Deixa eu te explicar o que está acontecendo com a sua carreira.
A gente costuma chamar de procrastinação quase toda tarefa que insiste em não sair do papel, a conversa que nunca acontece, o projeto que sempre começa na semana seguinte, o currículo aberto há meses, a pós-graduação que continua só na pesquisa, a empresa que nunca sai do planejamento, o livro que permanece na primeira página, a mudança de carreira que depende sempre de “mais um pouco”.

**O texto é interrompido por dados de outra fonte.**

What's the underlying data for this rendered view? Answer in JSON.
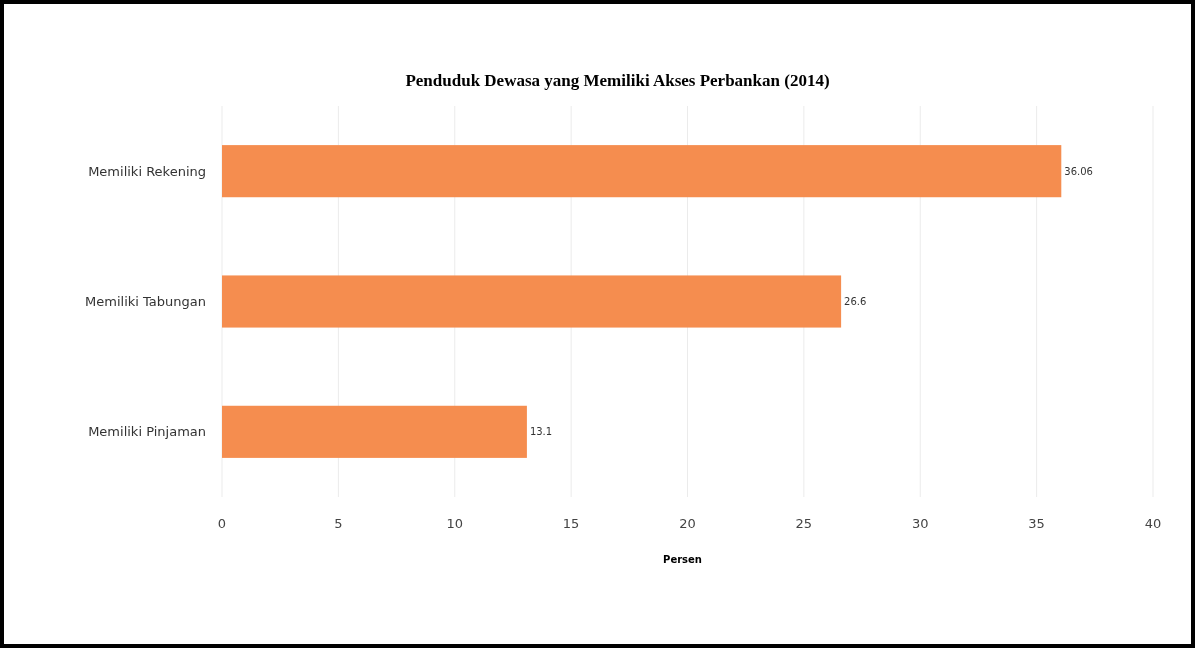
{
  "chart_data": {
    "type": "bar",
    "orientation": "horizontal",
    "title": "Penduduk Dewasa yang Memiliki Akses Perbankan (2014)",
    "xlabel": "Persen",
    "categories": [
      "Memiliki Rekening",
      "Memiliki Tabungan",
      "Memiliki Pinjaman"
    ],
    "values": [
      36.06,
      26.6,
      13.1
    ],
    "color": "#f58d4f",
    "xlim": [
      0,
      40
    ],
    "xticks": [
      0,
      5,
      10,
      15,
      20,
      25,
      30,
      35,
      40
    ],
    "grid": "x",
    "data_labels": true
  }
}
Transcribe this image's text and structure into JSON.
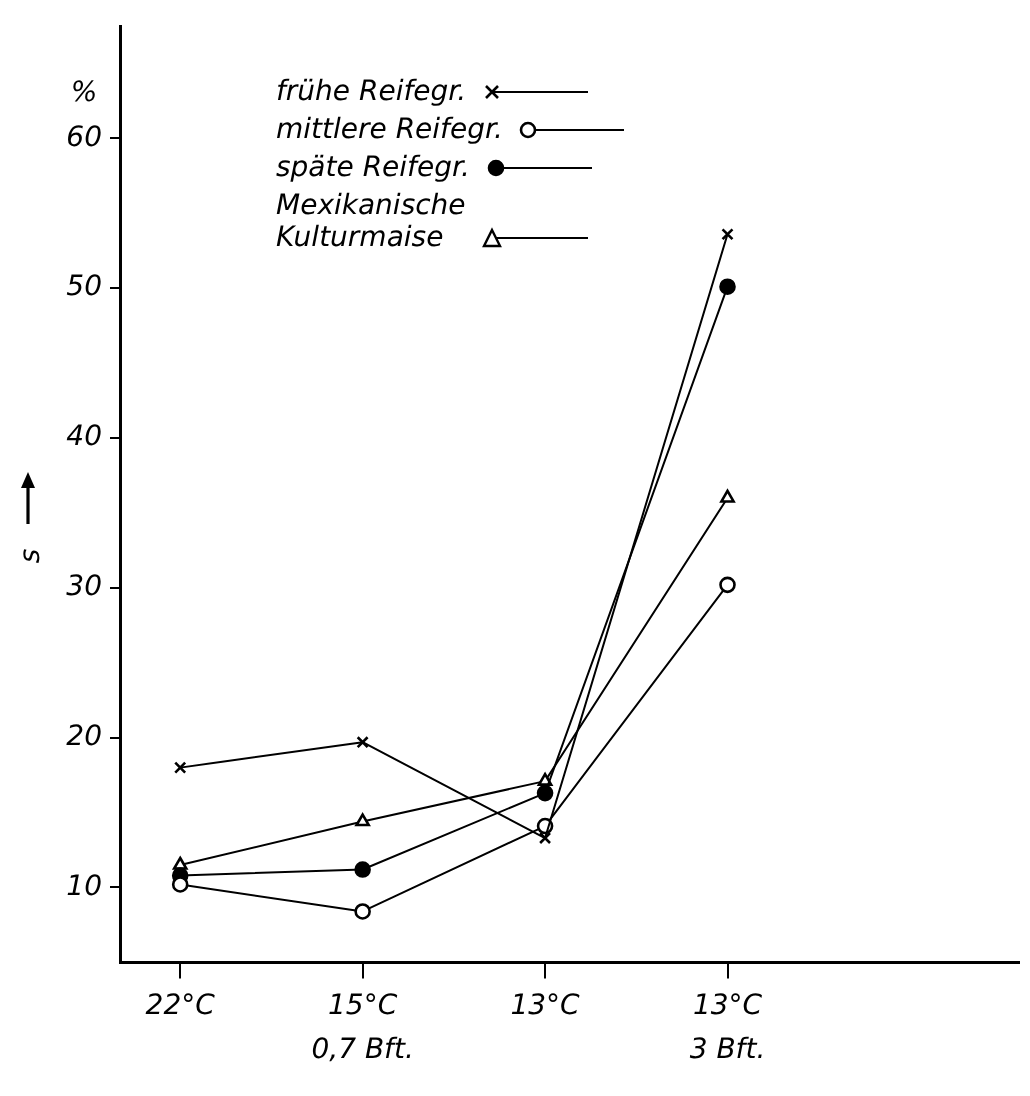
{
  "chart_data": {
    "type": "line",
    "categories": [
      "22°C",
      "15°C",
      "13°C",
      "13°C"
    ],
    "ylabel": "s",
    "ylim": [
      5,
      67.5
    ],
    "yticks": [
      10,
      20,
      30,
      40,
      50,
      60
    ],
    "annotations": [
      "%",
      "0,7 Bft.",
      "3 Bft."
    ],
    "grid": false,
    "legend": "top",
    "line_style": "solid",
    "series": [
      {
        "name": "frühe Reifegr.",
        "color": "#000000",
        "marker": "cross",
        "values": [
          18.0,
          19.7,
          13.3,
          53.6
        ]
      },
      {
        "name": "mittlere Reifegr.",
        "color": "#000000",
        "marker": "circle",
        "values": [
          10.2,
          8.4,
          14.1,
          30.2
        ]
      },
      {
        "name": "späte Reifegr.",
        "color": "#000000",
        "marker": "circle",
        "values": [
          10.8,
          11.2,
          16.3,
          50.1
        ]
      },
      {
        "name": "Mexikanische\nKulturmaise",
        "color": "#000000",
        "marker": "triangle",
        "values": [
          11.5,
          14.4,
          17.1,
          36.0
        ]
      }
    ]
  }
}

A impressão é que falta disciplina, mas, em muitos desses casos, o problema está em outro lugar, porque essas não são apenas tarefas, são decisões. E decisões carregam uma coisa que a gente normalmente tenta evitar: renúncia. Escolher um caminho significa abrir mão de outros, ao aceitar uma oportunidade, você deixa outra passar e mudar de carreira significa abandonar uma identidade que, durante anos, ajudou a definir quem você era. E empreender significa trocar previsibilidade por incerteza.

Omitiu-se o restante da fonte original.